RSA-OAEP Encryption Explained
Learn how RSA-OAEP (Optimal Asymmetric Encryption Padding) works, why raw RSA is insecure, and how OAEP prevents padding attacks. Includes Web Crypto API examples for browsers.
Detailed Explanation
RSA-OAEP: Secure Asymmetric Encryption
RSA-OAEP (RSA with Optimal Asymmetric Encryption Padding) is the recommended padding scheme for RSA encryption. Raw "textbook RSA" is deterministic and vulnerable to several attacks — OAEP adds randomized padding that makes RSA encryption semantically secure.
Why Raw RSA Is Insecure
Textbook RSA computes ciphertext = message^e mod n. This has critical weaknesses:
- Deterministic — The same plaintext always produces the same ciphertext, allowing an attacker to build a dictionary
- Malleable — An attacker can manipulate ciphertexts to produce related plaintexts
- Small message attacks — If the message is small, the modular exponentiation may not wrap around, making the encryption trivially reversible
How OAEP Works
OAEP applies a two-round Feistel network to the message before RSA encryption:
1. Pad message M to block size with zero bytes
2. Generate random seed r
3. maskedDB = DB XOR MGF(seed) // DB = padded message
4. maskedSeed = seed XOR MGF(maskedDB)
5. EM = 0x00 || maskedSeed || maskedDB
6. Ciphertext = RSA_Encrypt(EM)
MGF (Mask Generation Function) is typically MGF1 based on SHA-256. The random seed ensures that encrypting the same plaintext twice produces different ciphertexts.
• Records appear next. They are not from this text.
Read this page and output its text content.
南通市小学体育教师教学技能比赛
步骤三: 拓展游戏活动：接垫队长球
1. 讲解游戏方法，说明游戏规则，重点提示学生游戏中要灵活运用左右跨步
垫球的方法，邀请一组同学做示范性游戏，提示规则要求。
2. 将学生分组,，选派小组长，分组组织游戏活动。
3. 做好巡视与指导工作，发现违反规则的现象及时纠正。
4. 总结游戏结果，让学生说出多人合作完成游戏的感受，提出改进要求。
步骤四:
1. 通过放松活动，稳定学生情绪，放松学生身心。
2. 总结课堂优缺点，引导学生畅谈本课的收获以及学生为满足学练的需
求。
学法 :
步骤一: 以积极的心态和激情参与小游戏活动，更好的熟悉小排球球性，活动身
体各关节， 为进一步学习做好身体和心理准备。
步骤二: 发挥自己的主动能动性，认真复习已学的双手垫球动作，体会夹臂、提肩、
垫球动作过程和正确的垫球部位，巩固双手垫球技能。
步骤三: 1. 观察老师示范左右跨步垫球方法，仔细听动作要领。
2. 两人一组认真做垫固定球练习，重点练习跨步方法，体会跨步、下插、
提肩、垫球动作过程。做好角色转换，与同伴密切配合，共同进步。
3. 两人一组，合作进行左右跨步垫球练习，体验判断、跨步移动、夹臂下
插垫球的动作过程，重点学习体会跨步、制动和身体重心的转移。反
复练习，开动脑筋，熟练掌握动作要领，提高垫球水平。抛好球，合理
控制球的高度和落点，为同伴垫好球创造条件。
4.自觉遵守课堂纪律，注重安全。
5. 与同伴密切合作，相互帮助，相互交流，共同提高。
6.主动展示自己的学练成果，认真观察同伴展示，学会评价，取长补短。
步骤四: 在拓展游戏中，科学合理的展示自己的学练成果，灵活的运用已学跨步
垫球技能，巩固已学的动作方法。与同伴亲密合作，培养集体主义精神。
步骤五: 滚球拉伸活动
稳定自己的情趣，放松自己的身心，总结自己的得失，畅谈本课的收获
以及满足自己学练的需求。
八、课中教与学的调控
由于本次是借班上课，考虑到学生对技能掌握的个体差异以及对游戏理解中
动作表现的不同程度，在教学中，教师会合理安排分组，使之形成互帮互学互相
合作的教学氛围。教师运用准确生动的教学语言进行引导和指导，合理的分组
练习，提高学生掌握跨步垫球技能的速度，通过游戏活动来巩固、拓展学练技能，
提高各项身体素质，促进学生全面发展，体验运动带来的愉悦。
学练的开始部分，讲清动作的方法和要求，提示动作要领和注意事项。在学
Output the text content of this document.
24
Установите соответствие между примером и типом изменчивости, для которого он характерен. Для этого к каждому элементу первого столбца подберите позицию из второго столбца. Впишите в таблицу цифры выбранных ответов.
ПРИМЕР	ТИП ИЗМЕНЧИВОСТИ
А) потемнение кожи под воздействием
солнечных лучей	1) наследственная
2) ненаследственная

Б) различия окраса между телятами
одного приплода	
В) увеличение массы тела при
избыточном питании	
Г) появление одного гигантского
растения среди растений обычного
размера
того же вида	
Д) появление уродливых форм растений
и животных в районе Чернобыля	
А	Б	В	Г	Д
Key Size and Message Length
RSA key sizes determine the maximum message length for OAEP:
| RSA Key Size | Max Plaintext (SHA-256) |
|---|---|
| 2048-bit | 190 bytes |
| 3072-bit | 318 bytes |
| 4096-bit | 446 bytes |
The formula is: keySize/8 - 2*hashSize - 2. This severe length limitation means RSA-OAEP is used for encrypting symmetric keys, not bulk data.
Hybrid Encryption Pattern
In practice, RSA-OAEP is combined with a symmetric cipher:
1. Generate random AES key (32 bytes)
2. Encrypt data with AES-GCM using the AES key
3. Encrypt the AES key with RSA-OAEP using the recipient's public key
4. Send: encrypted AES key + IV + AES-GCM ciphertext + auth tag
Web Crypto API Example
const keyPair = await crypto.subtle.generateKey(
{ name: "RSA-OAEP", modulusLength: 2048,
publicExponent: new Uint8Array([1, 0, 1]),
hash: "SHA-256" },
true, ["encrypt", "decrypt"]
);
const ciphertext = await crypto.subtle.encrypt(
{ name: "RSA-OAEP" },
keyPair.publicKey,
plaintext
);
OAEP vs PKCS#1 v1.5
Older RSA implementations use PKCS#1 v1.5 padding, which is vulnerable to Bleichenbacher's attack — a chosen-ciphertext attack that can decrypt RSA ciphertexts through millions of oracle queries. OAEP was designed specifically to resist this class of attack and should always be preferred.
Use Case
RSA-OAEP is the standard for asymmetric encryption in PKI systems, secure email (S/MIME), key wrapping in key management services (AWS KMS, Azure Key Vault), and browser-based end-to-end encryption. It is used whenever data needs to be encrypted for a specific recipient whose public key is known, such as encrypting session keys in TLS handshakes or protecting sensitive fields in API payloads.